Lawyers for Hall maintain that clinical mental health standards consider IQ testing with an understanding that there are errors, fluctuations, and standard deviations which must be taken into account in evaluating a person’s mental disability status. They argue that states must consider clinical standards at least in part because of the Court’s reference in Atkins to “clinical definitions of mental retardation.”
Hall, his lawyers say, clearly meets the clinical definition for intellectual disability. His IQ tests over time have ranged in the sixties and low seventies. According to clinical practices, tests in the low seventies, they argue, are well within the margin of error or standard deviation to establish the existence of mental retardation.
Florida defends the state law on a number of grounds. First, lawyers for the state argue that the Supreme Court left it to the states in Atkins to determine how to implement the decision. The majority in Atkins referred to clinical standards but did not require that states strictly adhere to a particular formula, they say. Moreover, it would be difficult to implement clinical standards if states must change their laws or practices each time mental health professional organizations change their guidelines or definitions. Finally, Florida officials argue that an IQ cutoff of seventy or lower for determination of intellectual disability is a well-established, long-recognized standard that was used by nine states in their legal definitions when Atkins was decided.
And just to ratchet up the arguments a bit, Florida lawyers observed in their brief that some of the mental health organizations that advocate for the use of clinical standards are also generally not fans of the death penalty and might use their ability to define mental retardation to undermine the ability of states to enforce their capital punishment laws.

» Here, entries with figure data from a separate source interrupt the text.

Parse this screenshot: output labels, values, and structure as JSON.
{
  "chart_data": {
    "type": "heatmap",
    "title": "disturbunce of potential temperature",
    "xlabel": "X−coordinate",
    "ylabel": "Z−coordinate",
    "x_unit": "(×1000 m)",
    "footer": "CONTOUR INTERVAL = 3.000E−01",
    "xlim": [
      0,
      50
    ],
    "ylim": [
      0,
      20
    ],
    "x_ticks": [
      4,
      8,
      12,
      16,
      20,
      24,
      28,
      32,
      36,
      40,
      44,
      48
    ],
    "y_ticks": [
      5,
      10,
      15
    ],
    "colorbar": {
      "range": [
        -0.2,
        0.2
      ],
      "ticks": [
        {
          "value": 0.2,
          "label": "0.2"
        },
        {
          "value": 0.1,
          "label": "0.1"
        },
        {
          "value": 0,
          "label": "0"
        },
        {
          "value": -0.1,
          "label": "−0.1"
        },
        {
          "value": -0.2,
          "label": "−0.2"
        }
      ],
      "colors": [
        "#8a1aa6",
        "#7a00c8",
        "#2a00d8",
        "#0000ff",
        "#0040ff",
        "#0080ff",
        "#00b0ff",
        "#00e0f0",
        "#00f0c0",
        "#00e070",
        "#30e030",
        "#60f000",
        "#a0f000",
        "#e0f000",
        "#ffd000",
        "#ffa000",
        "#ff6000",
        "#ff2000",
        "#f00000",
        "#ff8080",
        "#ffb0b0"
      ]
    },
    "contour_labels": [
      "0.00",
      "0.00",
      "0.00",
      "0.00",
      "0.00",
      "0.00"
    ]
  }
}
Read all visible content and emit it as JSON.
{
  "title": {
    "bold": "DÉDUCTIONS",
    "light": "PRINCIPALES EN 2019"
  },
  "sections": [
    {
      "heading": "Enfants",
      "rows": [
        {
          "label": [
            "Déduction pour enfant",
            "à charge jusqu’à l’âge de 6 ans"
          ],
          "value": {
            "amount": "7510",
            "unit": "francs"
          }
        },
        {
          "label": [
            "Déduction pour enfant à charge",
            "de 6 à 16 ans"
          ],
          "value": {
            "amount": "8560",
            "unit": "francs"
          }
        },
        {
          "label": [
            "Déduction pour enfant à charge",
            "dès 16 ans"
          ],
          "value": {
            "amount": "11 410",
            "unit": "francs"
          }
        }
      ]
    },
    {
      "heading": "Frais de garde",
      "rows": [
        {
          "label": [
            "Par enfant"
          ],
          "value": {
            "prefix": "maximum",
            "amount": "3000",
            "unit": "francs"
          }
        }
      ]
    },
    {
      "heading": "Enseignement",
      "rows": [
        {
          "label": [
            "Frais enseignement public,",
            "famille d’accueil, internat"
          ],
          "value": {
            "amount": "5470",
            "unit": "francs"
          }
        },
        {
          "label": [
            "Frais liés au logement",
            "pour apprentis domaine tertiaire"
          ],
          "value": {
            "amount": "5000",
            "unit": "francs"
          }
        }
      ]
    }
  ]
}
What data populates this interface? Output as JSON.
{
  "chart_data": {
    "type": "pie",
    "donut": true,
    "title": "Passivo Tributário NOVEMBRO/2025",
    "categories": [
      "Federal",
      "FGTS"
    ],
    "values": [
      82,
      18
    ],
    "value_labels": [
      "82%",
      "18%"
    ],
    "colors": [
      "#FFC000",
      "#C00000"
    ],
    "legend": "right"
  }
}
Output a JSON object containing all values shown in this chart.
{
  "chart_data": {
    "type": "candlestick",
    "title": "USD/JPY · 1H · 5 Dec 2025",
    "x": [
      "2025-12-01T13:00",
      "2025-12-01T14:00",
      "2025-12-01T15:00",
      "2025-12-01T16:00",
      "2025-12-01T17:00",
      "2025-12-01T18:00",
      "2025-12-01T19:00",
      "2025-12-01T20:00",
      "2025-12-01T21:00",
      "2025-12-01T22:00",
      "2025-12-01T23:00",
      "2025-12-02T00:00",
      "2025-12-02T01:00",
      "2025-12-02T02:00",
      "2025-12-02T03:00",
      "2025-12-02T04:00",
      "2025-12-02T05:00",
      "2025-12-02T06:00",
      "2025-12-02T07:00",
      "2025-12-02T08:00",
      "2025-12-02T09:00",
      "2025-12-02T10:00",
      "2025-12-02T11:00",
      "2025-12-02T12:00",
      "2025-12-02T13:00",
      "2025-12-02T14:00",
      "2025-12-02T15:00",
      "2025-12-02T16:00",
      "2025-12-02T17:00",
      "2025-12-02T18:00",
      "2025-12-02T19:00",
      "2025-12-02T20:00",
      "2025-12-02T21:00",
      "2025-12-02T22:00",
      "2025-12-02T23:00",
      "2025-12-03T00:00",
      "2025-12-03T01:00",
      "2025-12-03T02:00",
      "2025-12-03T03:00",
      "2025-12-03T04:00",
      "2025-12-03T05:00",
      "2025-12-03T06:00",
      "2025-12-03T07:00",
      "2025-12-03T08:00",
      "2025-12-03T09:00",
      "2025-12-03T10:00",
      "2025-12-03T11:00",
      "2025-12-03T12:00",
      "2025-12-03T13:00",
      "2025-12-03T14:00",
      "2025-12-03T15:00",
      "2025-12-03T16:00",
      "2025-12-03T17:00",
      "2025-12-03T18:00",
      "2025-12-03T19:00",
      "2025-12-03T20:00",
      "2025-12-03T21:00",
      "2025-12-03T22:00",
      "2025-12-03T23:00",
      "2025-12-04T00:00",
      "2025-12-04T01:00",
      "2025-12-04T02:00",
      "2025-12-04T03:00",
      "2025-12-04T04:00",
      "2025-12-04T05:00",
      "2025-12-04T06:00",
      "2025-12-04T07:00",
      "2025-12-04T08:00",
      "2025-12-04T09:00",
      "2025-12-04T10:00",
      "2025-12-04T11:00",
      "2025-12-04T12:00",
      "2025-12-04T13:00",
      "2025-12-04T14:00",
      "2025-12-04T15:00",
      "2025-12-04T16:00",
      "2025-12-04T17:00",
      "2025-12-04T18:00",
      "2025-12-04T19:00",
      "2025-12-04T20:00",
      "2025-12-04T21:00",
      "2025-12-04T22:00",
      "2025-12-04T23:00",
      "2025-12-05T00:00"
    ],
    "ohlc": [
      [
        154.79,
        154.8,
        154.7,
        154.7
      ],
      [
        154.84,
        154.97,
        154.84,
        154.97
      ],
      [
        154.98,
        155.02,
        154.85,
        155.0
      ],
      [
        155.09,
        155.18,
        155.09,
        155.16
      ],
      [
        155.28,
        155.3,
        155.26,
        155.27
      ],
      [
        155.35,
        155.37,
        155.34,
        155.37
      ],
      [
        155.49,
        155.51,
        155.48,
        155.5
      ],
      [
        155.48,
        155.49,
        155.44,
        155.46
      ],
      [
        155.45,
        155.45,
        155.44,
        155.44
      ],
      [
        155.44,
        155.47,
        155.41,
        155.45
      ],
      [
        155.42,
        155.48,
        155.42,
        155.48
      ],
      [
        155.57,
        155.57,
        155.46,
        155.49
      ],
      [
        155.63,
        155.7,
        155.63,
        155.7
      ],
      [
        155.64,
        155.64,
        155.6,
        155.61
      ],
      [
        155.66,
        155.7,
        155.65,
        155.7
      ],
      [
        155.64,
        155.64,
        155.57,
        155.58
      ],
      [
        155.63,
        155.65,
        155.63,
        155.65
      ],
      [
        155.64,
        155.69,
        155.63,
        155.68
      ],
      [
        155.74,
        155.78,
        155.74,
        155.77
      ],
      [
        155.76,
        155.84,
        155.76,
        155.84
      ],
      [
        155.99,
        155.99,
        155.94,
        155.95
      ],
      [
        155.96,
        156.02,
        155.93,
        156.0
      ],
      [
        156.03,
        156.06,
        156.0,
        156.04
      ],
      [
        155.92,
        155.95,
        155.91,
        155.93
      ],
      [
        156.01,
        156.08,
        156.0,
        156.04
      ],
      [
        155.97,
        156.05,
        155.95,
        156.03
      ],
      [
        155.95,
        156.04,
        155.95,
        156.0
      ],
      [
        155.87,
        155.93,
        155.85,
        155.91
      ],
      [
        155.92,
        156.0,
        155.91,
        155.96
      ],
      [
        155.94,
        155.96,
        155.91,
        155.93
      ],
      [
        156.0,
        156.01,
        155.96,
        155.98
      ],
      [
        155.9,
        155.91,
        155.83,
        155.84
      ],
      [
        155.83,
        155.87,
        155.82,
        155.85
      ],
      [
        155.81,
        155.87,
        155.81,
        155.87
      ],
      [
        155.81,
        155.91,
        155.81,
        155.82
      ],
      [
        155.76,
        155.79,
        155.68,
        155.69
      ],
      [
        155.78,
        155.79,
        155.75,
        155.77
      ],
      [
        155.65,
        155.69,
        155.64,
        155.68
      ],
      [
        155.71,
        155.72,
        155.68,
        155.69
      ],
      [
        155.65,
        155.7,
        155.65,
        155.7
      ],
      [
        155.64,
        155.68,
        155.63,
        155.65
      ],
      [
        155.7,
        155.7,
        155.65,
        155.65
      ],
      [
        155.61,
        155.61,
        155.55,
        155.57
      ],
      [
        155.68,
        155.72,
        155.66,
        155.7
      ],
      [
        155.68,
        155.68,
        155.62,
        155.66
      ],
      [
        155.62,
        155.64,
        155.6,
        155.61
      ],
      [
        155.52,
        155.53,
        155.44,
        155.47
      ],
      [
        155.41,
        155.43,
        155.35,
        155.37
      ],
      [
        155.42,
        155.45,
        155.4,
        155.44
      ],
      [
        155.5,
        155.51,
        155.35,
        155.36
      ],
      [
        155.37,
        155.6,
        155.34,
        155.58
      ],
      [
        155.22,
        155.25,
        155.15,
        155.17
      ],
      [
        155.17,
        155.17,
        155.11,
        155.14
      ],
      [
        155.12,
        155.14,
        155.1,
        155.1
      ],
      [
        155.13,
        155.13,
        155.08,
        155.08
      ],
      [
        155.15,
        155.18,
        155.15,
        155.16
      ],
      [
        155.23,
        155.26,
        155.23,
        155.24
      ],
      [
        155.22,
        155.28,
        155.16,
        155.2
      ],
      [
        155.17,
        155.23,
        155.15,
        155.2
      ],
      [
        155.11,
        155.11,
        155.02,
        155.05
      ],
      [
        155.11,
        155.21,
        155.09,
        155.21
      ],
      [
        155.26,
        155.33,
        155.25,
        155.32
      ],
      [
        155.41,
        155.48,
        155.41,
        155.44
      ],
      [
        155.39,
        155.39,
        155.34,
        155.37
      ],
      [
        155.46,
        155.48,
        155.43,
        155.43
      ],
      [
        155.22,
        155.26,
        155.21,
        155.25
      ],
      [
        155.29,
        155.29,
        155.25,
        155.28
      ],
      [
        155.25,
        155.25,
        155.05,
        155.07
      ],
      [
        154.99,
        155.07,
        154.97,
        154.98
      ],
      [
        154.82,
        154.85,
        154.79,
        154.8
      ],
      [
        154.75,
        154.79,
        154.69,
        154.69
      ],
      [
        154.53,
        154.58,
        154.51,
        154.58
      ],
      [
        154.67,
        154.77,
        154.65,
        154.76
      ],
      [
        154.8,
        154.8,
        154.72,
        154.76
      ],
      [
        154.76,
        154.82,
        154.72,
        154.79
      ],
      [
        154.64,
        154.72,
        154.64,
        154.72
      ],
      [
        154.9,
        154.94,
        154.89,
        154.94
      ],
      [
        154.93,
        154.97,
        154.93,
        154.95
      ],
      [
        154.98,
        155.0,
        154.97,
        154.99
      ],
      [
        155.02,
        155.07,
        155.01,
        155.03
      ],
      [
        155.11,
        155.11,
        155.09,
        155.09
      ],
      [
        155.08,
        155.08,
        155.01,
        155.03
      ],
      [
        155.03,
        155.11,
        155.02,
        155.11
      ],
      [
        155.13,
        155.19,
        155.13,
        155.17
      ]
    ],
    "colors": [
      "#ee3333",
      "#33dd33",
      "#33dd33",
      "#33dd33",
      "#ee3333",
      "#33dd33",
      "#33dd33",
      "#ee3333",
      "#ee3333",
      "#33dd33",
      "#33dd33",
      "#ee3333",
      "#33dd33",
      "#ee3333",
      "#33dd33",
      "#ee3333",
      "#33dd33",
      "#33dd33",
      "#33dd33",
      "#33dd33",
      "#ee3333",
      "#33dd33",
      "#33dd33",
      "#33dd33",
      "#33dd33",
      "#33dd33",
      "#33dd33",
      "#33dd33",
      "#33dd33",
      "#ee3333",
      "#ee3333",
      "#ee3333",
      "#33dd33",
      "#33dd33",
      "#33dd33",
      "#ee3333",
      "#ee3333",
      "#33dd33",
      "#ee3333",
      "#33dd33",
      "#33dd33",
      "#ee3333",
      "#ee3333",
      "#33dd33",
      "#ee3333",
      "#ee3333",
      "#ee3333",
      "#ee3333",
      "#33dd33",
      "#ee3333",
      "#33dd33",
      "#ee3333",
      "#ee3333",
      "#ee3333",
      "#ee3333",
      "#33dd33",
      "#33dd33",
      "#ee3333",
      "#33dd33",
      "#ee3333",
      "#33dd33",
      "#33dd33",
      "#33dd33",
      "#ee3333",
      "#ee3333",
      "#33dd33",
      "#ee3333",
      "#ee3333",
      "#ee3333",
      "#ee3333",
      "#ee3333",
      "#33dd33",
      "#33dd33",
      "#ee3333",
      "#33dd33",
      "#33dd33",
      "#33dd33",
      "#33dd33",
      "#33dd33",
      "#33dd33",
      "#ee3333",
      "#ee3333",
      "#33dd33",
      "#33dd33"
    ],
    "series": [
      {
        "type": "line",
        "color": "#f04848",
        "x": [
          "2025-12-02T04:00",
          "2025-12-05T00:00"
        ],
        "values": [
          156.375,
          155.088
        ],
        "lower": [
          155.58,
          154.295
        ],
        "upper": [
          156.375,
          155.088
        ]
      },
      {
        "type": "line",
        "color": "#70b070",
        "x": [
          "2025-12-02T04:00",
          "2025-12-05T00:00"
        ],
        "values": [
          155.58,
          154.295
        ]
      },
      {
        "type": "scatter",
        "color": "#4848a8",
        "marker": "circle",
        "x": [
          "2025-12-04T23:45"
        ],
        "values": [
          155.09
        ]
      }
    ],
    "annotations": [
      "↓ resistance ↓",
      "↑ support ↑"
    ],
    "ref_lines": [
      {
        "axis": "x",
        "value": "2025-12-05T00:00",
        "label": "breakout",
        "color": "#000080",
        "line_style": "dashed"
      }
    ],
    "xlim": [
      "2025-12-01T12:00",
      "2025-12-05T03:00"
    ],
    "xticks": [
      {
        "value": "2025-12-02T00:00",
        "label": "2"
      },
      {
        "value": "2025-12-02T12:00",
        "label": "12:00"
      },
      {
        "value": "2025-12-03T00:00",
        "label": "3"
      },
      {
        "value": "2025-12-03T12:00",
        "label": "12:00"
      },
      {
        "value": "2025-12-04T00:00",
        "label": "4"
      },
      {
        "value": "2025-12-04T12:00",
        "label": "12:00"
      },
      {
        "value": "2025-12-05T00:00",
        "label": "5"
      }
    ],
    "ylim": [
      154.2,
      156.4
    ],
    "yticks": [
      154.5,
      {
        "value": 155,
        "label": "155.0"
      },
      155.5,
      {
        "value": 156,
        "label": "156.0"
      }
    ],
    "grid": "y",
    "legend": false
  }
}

Some of those very organizations filed friend-of-the-court briefs in the case. The American Association on Intellectual and Developmental Disabilities, for example, is one of several groups urging the Court to view the diagnosis of mental retardation as a holistic process that requires the evaluation not only of IQ tests but also of the degree of functional impairment in the individual. The American Psychological Association filed another brief urging the Court to reject the rigid use of an IQ testing threshold to diagnose intellectual disabilities. The American Bar Association weighed in as well, telling the Court that the use of inadequate methods to assess intellectual disabilities undermines the Court’s decision in Atkins.
For its part, Florida is supported by nine other states which argue that Atkins gave the states leeway to implement their own view of what constitutes an intellectual disability and that there is no consensus among the states that the clinical standards of mental health organizations must be the correct approach.
The makeup of the Court has changed in important ways since Atkins, and that may make the outcome of the case a very close call. First, to the extent that the arguments turn in part on what Atkins meant, the author, Justice Stevens, is no longer on the bench to explain or push for his views. Second, the vote in Atkins was six to three. The majority included Stevens and Justices O’Connor, Kennedy, Souter, Ginsburg, and Breyer. The dissenters were Chief Justice Rehnquist and Justices Scalia and Thomas. The replacements of Justice Stevens with Justice Kagan, Justice Souter with Justice Sotomayor, and Chief Justice Rehnquist with Chief Justice Roberts may not change the balance of opinion on the Court on this issue.
However, Justice O’Connor has been replaced by Justice Alito, who is far more likely to sympathize with Florida’s argument. That means the line-up looks more like a divided Court with, as so often happens these days, Justice Kennedy casting the deciding vote. If Justice Kennedy remains with the Atkins majority, then Hall’s position may prevail, but if Justice Kennedy is persuaded either by deference to the states or an apparent absence of consensus among the states, then Florida seems more likely to prevail.